My last co-op at an economic research firm was on the flip side of SIS. Their mission statement: Make a profit. Don’t get me wrong I met lots of nice people while working there, and learned many things that will help me get to the next level in my professional career, but I needed something more wholesome. I truly believe that your work defines who you are as a person. I would rather spend my time working for the empowerment of other people than for the empowerment of a corporation. It just feels better at the end of the day.
This week I had the opportunity to go to a professional development seminar taught by Sport in Society’s very own Jarod Chin. All the YMCA teen directors, and SIS co-ops were there to be educated on violence prevention, and the power of the bystander. Jarod is a great facilitator. I can tell because he hardly ever speaks or comes up with a ground breaking idea. He intentionally steers the conversation one direction, and lets us come up with the epiphanies and examples that are great take-aways.
We have all witnessed a fight in our lifetime. (I know me personally, I saw about one a day in middle school, especially while playing sports). It was usually a fight over a basketball game that escalated into physical violence and punches being thrown. What did the rest of us do while this was happening…? We gathered into a circle and watched, oooooing and ahhhhing as our friends tried to kill each other. Living in a society that glorifies violence as an essential attribute in being macho dilutes every kid that receives Mentoring in Violence Provention (MVP) training. I feel like for every person who sees the real problem in settling arguments with violence there are 10 more that are watching playground fights on youtube, or playing the latest GTA video game. This just makes it harder for those kids, teachers, and YMCA staff members who actually are able to react positively when a fight breaks out, and defuse the situation.
On Thursday night I went to the AltrUHelp event in this swanky building along Marina drive on the wharf. I was with my friend Brett who was a co-op at SIS last cycle. This event was cool. Lots of people had set up tables to explain their non-profits and causes. Brett, Caitlin and I spent the majority of the night meeting other people in the industry, and explaining our experiences at SIS. I was amazed at all the different ideas that people had for their start-ups and non-profits, and the different ways they went about attaining resources they needed in a heavily capital driven society.

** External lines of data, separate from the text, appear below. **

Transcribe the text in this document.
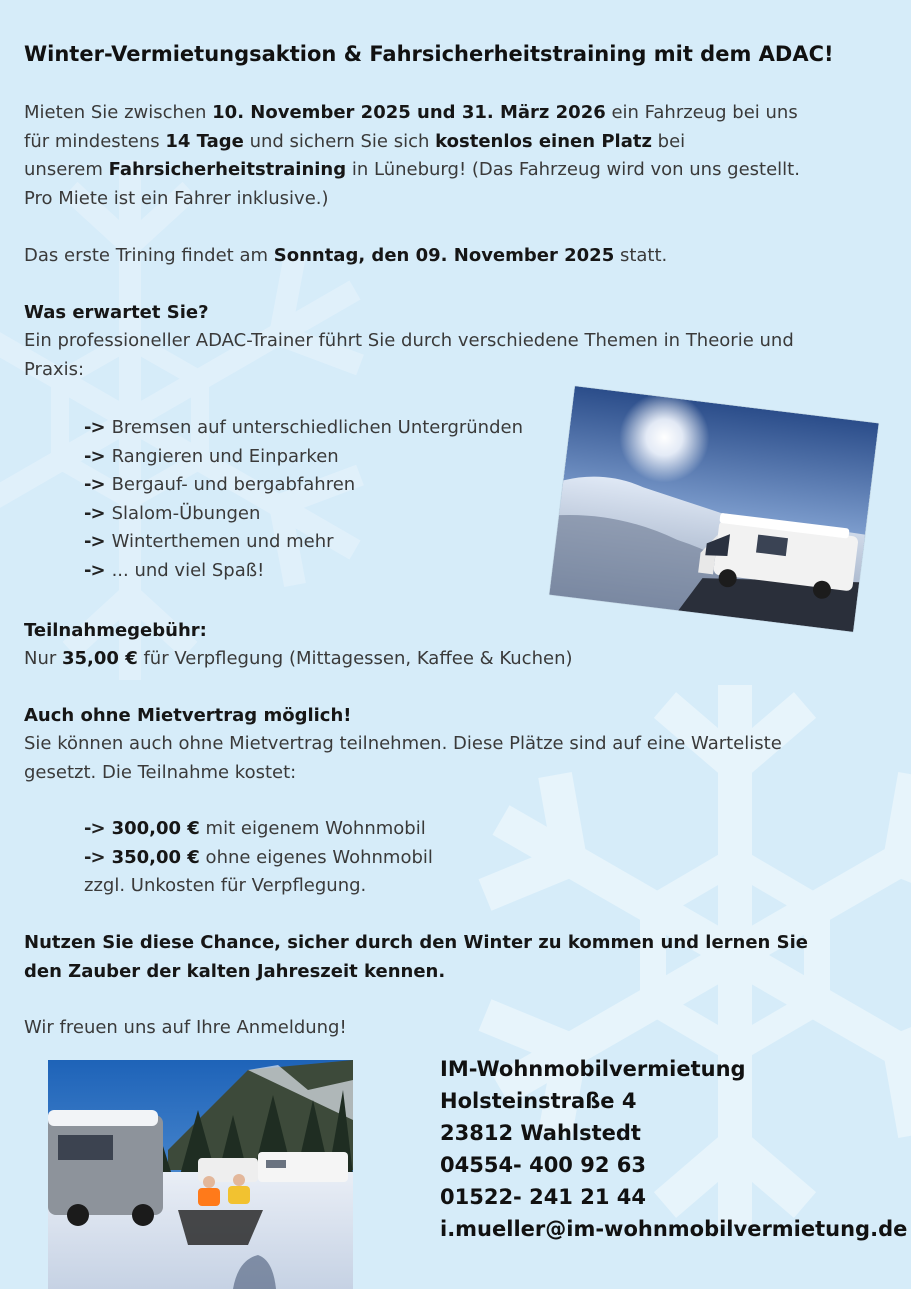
Winter-Vermietungsaktion & Fahrsicherheitstraining mit dem ADAC!
Mieten Sie zwischen 10. November 2025 und 31. März 2026 ein Fahrzeug bei uns
für mindestens 14 Tage und sichern Sie sich kostenlos einen Platz bei
unserem Fahrsicherheitstraining in Lüneburg! (Das Fahrzeug wird von uns gestellt.
Pro Miete ist ein Fahrer inklusive.)
Das erste Trining findet am Sonntag, den 09. November 2025 statt.
Was erwartet Sie?
Ein professioneller ADAC-Trainer führt Sie durch verschiedene Themen in Theorie und
Praxis:
-> Bremsen auf unterschiedlichen Untergründen
-> Rangieren und Einparken
-> Bergauf- und bergabfahren
-> Slalom-Übungen
-> Winterthemen und mehr
-> ... und viel Spaß!
Teilnahmegebühr:
Nur 35,00 € für Verpflegung (Mittagessen, Kaffee & Kuchen)
Auch ohne Mietvertrag möglich!
Sie können auch ohne Mietvertrag teilnehmen. Diese Plätze sind auf eine Warteliste
gesetzt. Die Teilnahme kostet:
-> 300,00 € mit eigenem Wohnmobil
-> 350,00 € ohne eigenes Wohnmobil
zzgl. Unkosten für Verpflegung.
Nutzen Sie diese Chance, sicher durch den Winter zu kommen und lernen Sie
den Zauber der kalten Jahreszeit kennen.
Wir freuen uns auf Ihre Anmeldung!
IM-Wohnmobilvermietung
Holsteinstraße 4
23812 Wahlstedt
04554- 400 92 63
01522- 241 21 44
i.mueller@im-wohnmobilvermietung.de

Drinking free ‘Gansett, eating free Boloco is every college kid’s dream right? But it was the people I met that stole the spot light in my mind. I now understand how important networking is for my future, and last night i got three business cards (I’m currently ahead in the co-op biz card competition) from people I talked too who were interested in our cause as well as interested in me for future job openings and volunteer opportunities.

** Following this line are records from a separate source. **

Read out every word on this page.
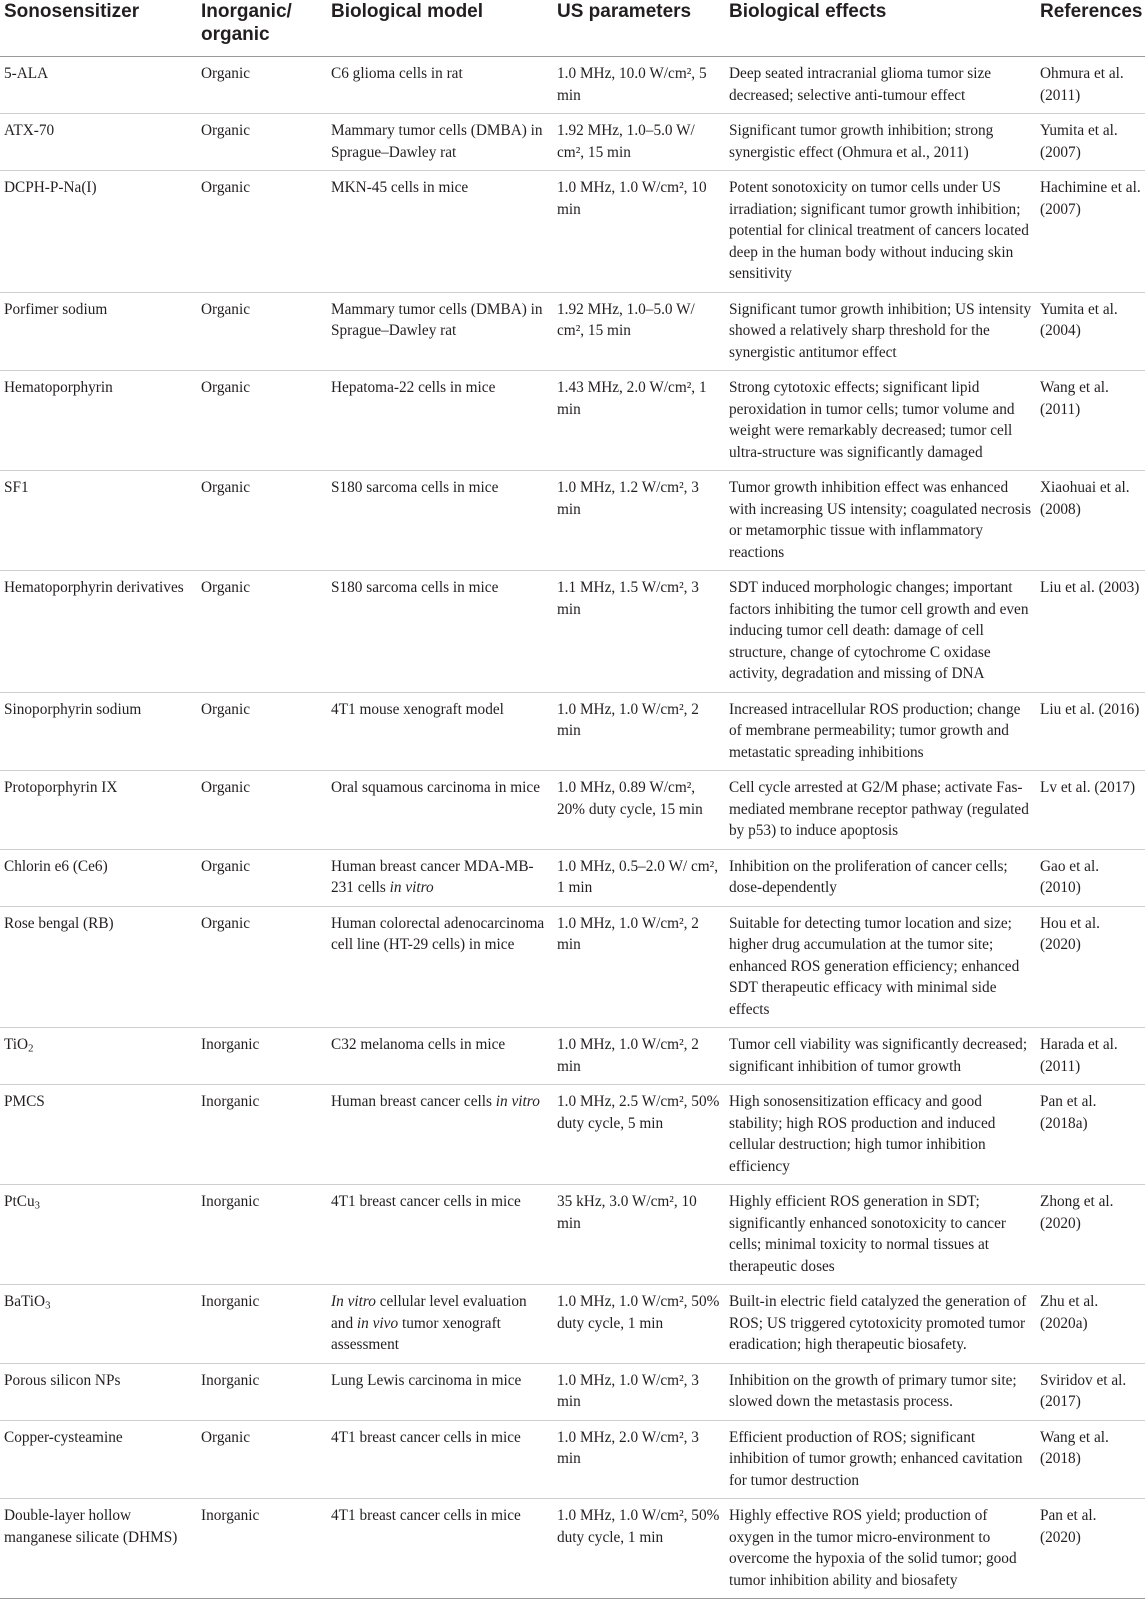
Sonosensitizer	Inorganic/ organic	Biological model	US parameters	Biological effects	References
5-ALA	Organic	C6 glioma cells in rat	1.0 MHz, 10.0 W/cm², 5 min	Deep seated intracranial glioma tumor size decreased; selective anti-tumour effect	Ohmura et al. (2011)
ATX-70	Organic	Mammary tumor cells (DMBA) in Sprague–Dawley rat	1.92 MHz, 1.0–5.0 W/ cm², 15 min	Significant tumor growth inhibition; strong synergistic effect (Ohmura et al., 2011)	Yumita et al. (2007)
DCPH-P-Na(I)	Organic	MKN-45 cells in mice	1.0 MHz, 1.0 W/cm², 10 min	Potent sonotoxicity on tumor cells under US irradiation; significant tumor growth inhibition; potential for clinical treatment of cancers located deep in the human body without inducing skin sensitivity	Hachimine et al. (2007)
Porfimer sodium	Organic	Mammary tumor cells (DMBA) in Sprague–Dawley rat	1.92 MHz, 1.0–5.0 W/ cm², 15 min	Significant tumor growth inhibition; US intensity showed a relatively sharp threshold for the synergistic antitumor effect	Yumita et al. (2004)
Hematoporphyrin	Organic	Hepatoma-22 cells in mice	1.43 MHz, 2.0 W/cm², 1 min	Strong cytotoxic effects; significant lipid peroxidation in tumor cells; tumor volume and weight were remarkably decreased; tumor cell ultra-structure was significantly damaged	Wang et al. (2011)
SF1	Organic	S180 sarcoma cells in mice	1.0 MHz, 1.2 W/cm², 3 min	Tumor growth inhibition effect was enhanced with increasing US intensity; coagulated necrosis or metamorphic tissue with inflammatory reactions	Xiaohuai et al. (2008)
Hematoporphyrin derivatives	Organic	S180 sarcoma cells in mice	1.1 MHz, 1.5 W/cm², 3 min	SDT induced morphologic changes; important factors inhibiting the tumor cell growth and even inducing tumor cell death: damage of cell structure, change of cytochrome C oxidase activity, degradation and missing of DNA	Liu et al. (2003)
Sinoporphyrin sodium	Organic	4T1 mouse xenograft model	1.0 MHz, 1.0 W/cm², 2 min	Increased intracellular ROS production; change of membrane permeability; tumor growth and metastatic spreading inhibitions	Liu et al. (2016)
Protoporphyrin IX	Organic	Oral squamous carcinoma in mice	1.0 MHz, 0.89 W/cm², 20% duty cycle, 15 min	Cell cycle arrested at G2/M phase; activate Fas-mediated membrane receptor pathway (regulated by p53) to induce apoptosis	Lv et al. (2017)
Chlorin e6 (Ce6)	Organic	Human breast cancer MDA-MB-231 cells in vitro	1.0 MHz, 0.5–2.0 W/ cm², 1 min	Inhibition on the proliferation of cancer cells; dose-dependently	Gao et al. (2010)
Rose bengal (RB)	Organic	Human colorectal adenocarcinoma cell line (HT-29 cells) in mice	1.0 MHz, 1.0 W/cm², 2 min	Suitable for detecting tumor location and size; higher drug accumulation at the tumor site; enhanced ROS generation efficiency; enhanced SDT therapeutic efficacy with minimal side effects	Hou et al. (2020)
TiO$_2$	Inorganic	C32 melanoma cells in mice	1.0 MHz, 1.0 W/cm², 2 min	Tumor cell viability was significantly decreased; significant inhibition of tumor growth	Harada et al. (2011)
PMCS	Inorganic	Human breast cancer cells in vitro	1.0 MHz, 2.5 W/cm², 50% duty cycle, 5 min	High sonosensitization efficacy and good stability; high ROS production and induced cellular destruction; high tumor inhibition efficiency	Pan et al. (2018a)
PtCu$_3$	Inorganic	4T1 breast cancer cells in mice	35 kHz, 3.0 W/cm², 10 min	Highly efficient ROS generation in SDT; significantly enhanced sonotoxicity to cancer cells; minimal toxicity to normal tissues at therapeutic doses	Zhong et al. (2020)
BaTiO$_3$	Inorganic	In vitro cellular level evaluation and in vivo tumor xenograft assessment	1.0 MHz, 1.0 W/cm², 50% duty cycle, 1 min	Built-in electric field catalyzed the generation of ROS; US triggered cytotoxicity promoted tumor eradication; high therapeutic biosafety.	Zhu et al. (2020a)
Porous silicon NPs	Inorganic	Lung Lewis carcinoma in mice	1.0 MHz, 1.0 W/cm², 3 min	Inhibition on the growth of primary tumor site; slowed down the metastasis process.	Sviridov et al. (2017)
Copper-cysteamine	Organic	4T1 breast cancer cells in mice	1.0 MHz, 2.0 W/cm², 3 min	Efficient production of ROS; significant inhibition of tumor growth; enhanced cavitation for tumor destruction	Wang et al. (2018)
Double-layer hollow manganese silicate (DHMS)	Inorganic	4T1 breast cancer cells in mice	1.0 MHz, 1.0 W/cm², 50% duty cycle, 1 min	Highly effective ROS yield; production of oxygen in the tumor micro-environment to overcome the hypoxia of the solid tumor; good tumor inhibition ability and biosafety	Pan et al. (2020)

It’s funny how you don’t really realize there’s a community around you until you are actively helping the people of the community. Then all of a sudden you meet tons of other people who are also on your side working towards a common goal of economic and racial equality. You also get the chance to interact with the participants who you are trying to reach out to in order to provide support for them. Most people are grateful, friendly, and heedful when you lend them a hand. Sport in Society gets lots of positive feedback for the work they do in the community, and I bet if you asked any employee here they’d say it’s worth it to continue their work. As the weeks go by here, and I attend more meetings, events, and training sessions I get a better sense of how everyone in the community comes together in faith.